McClellan and the suffragettes

SATURDAY | We're taking a little detour on this McClellan Poetry Day to look at some 1864 campaign verse that puts down women's suffrage. It does so in a "non-partisan" way without particularly implicating McClellan, Fremont, Lincoln or the other principal candidates.

By 1864, the women's suffrage movement was well organized and underway but pre-empted by events. In Australia, in 1864, a mistake in the wording of a new voting law allowed ladies with property access to the ballot. In the U.S., leading suffragettes

lectured and petitioned the government for the emancipation of slaves with the belief that, once the war was over, women and slaves alike would be granted the same rights as the white men. At the end of the war, however, the government saw the suffrage of women and that of the Negro as two separate issues and it was decided that the Negro vote could produce the immediate political gain, particularly in the South, that the women's vote could not. Abraham Lincoln declared, "This hour belongs to the negro."

McClellan's thoughts on suffrage were not voiced, as far as I can tell.

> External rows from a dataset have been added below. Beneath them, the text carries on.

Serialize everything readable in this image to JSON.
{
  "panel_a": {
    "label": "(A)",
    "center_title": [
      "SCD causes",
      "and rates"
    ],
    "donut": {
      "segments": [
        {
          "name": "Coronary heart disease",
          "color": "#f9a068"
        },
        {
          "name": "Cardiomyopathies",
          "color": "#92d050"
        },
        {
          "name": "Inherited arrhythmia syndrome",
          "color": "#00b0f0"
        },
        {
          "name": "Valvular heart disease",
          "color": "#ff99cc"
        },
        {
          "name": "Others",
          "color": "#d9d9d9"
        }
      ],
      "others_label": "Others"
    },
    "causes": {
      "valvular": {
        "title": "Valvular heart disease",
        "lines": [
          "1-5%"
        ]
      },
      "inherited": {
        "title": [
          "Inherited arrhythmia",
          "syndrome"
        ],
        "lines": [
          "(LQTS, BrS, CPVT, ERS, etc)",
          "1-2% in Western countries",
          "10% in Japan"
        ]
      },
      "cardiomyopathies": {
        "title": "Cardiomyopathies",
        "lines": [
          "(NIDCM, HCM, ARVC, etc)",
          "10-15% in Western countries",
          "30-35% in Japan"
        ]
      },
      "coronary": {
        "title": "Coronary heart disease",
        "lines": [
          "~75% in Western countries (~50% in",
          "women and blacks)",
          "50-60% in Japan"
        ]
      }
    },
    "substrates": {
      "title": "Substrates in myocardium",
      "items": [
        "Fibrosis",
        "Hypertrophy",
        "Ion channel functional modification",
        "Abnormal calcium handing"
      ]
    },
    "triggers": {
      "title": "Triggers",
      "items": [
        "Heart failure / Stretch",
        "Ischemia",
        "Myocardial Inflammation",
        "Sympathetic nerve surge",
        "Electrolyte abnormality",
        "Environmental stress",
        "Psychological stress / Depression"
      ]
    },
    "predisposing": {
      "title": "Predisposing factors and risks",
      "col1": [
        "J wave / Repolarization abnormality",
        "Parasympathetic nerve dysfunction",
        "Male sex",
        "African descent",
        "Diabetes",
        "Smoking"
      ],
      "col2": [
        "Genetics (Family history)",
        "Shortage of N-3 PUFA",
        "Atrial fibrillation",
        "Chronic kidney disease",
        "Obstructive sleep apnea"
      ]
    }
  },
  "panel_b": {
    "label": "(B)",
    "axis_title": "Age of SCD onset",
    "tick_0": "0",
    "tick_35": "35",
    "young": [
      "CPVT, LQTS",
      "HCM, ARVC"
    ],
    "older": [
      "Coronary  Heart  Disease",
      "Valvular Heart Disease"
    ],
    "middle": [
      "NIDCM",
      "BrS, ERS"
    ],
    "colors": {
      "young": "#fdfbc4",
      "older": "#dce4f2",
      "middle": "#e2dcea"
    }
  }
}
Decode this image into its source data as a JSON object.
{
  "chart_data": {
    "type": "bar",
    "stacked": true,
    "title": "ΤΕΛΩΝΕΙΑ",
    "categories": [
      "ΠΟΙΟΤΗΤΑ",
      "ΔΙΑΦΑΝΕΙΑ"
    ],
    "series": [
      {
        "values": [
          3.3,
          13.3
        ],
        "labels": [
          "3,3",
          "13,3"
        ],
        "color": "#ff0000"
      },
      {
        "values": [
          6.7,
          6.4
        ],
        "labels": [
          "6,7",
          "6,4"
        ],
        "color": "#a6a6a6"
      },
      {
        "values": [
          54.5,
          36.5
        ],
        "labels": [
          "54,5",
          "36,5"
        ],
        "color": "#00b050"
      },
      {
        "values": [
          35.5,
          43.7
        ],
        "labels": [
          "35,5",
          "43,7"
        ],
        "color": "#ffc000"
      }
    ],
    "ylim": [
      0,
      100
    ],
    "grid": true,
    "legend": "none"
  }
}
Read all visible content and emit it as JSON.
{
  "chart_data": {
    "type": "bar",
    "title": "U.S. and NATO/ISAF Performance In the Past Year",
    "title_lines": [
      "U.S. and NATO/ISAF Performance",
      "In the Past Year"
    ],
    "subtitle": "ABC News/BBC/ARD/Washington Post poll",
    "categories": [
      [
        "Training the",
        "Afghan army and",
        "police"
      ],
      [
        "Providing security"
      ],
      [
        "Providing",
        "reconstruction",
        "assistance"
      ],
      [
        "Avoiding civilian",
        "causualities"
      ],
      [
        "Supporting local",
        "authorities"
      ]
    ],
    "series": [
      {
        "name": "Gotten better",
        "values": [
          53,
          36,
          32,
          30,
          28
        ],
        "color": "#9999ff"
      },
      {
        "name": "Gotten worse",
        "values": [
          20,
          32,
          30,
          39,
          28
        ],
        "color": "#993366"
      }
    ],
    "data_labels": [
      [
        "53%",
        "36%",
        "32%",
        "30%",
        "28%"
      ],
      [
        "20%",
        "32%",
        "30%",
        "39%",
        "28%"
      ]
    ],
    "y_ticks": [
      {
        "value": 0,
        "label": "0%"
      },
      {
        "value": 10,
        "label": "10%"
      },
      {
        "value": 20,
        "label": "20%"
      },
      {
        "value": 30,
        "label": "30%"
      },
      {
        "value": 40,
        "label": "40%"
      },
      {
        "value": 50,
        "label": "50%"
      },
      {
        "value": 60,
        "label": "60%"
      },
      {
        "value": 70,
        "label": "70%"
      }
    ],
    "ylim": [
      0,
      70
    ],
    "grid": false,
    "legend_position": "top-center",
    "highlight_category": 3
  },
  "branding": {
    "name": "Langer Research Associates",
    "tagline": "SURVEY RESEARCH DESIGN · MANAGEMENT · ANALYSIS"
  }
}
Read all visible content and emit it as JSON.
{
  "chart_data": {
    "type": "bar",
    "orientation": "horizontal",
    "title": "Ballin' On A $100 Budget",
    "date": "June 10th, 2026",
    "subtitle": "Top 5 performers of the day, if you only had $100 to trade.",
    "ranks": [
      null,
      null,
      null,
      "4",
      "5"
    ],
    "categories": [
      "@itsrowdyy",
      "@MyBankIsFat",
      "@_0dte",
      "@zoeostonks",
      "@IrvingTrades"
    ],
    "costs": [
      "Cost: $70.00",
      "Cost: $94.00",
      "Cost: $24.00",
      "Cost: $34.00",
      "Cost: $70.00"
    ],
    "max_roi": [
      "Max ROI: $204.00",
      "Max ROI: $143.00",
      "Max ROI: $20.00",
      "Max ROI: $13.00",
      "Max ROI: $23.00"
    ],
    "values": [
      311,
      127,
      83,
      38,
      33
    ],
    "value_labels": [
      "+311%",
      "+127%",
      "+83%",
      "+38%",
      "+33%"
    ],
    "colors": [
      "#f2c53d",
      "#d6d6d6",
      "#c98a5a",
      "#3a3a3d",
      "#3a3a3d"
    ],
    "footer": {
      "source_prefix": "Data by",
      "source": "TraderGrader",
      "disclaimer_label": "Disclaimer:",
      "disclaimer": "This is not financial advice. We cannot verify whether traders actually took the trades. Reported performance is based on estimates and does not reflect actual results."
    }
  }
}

It's interesting that the question of woman's voting rights was prominent enough in 1864 to demand a response. The author of this doggerel is unknown and it may have appeared in a humor publication like Frank Leslie's Budget of Fun. (The references to Gouraud are to a cosmetics firm the products of which occasionally surface on eBay.)

Who's to Be President?
By a Lady

Up the famous Hudson River, as I sailed the other day,
About the nominations each person had his say;
Some said I am for Lincoln, for Little Mac some cried,
While others spoke for Fremont, and for Jessie, his fair bride.
As I listened to their speeches, a stranger came to me,
And bowing low said softly, "Dear madam, may I be
So bold as now to ask whom you'd vote for, or wish your husband to?"
He spoke so civilly, I felt an answer was his due,
And so I said, half smiling, "The household's my domain,
To my husband I leave politics, too oft our nation's bane!
I've no time to think of Democrats, or else of Copperheads,
I've to see my Biddies sweep and dust, and cook and make the beds.
But if you really wish to know the man I most admire,
And whom I recommend to husband, son and sire--
It is GOURAUD, whose benefits I never can forget,
And every day but adds to my still increasing debt--
For when my face one summer was freckled, tanned, and bleared,
I used his MEDICATED SOAP, and all soon disappeared;
And when some naughty hairs had grown upon my dimpled chin,
His wondrous POUDRE SUBTILE then made smooth as glass my skin.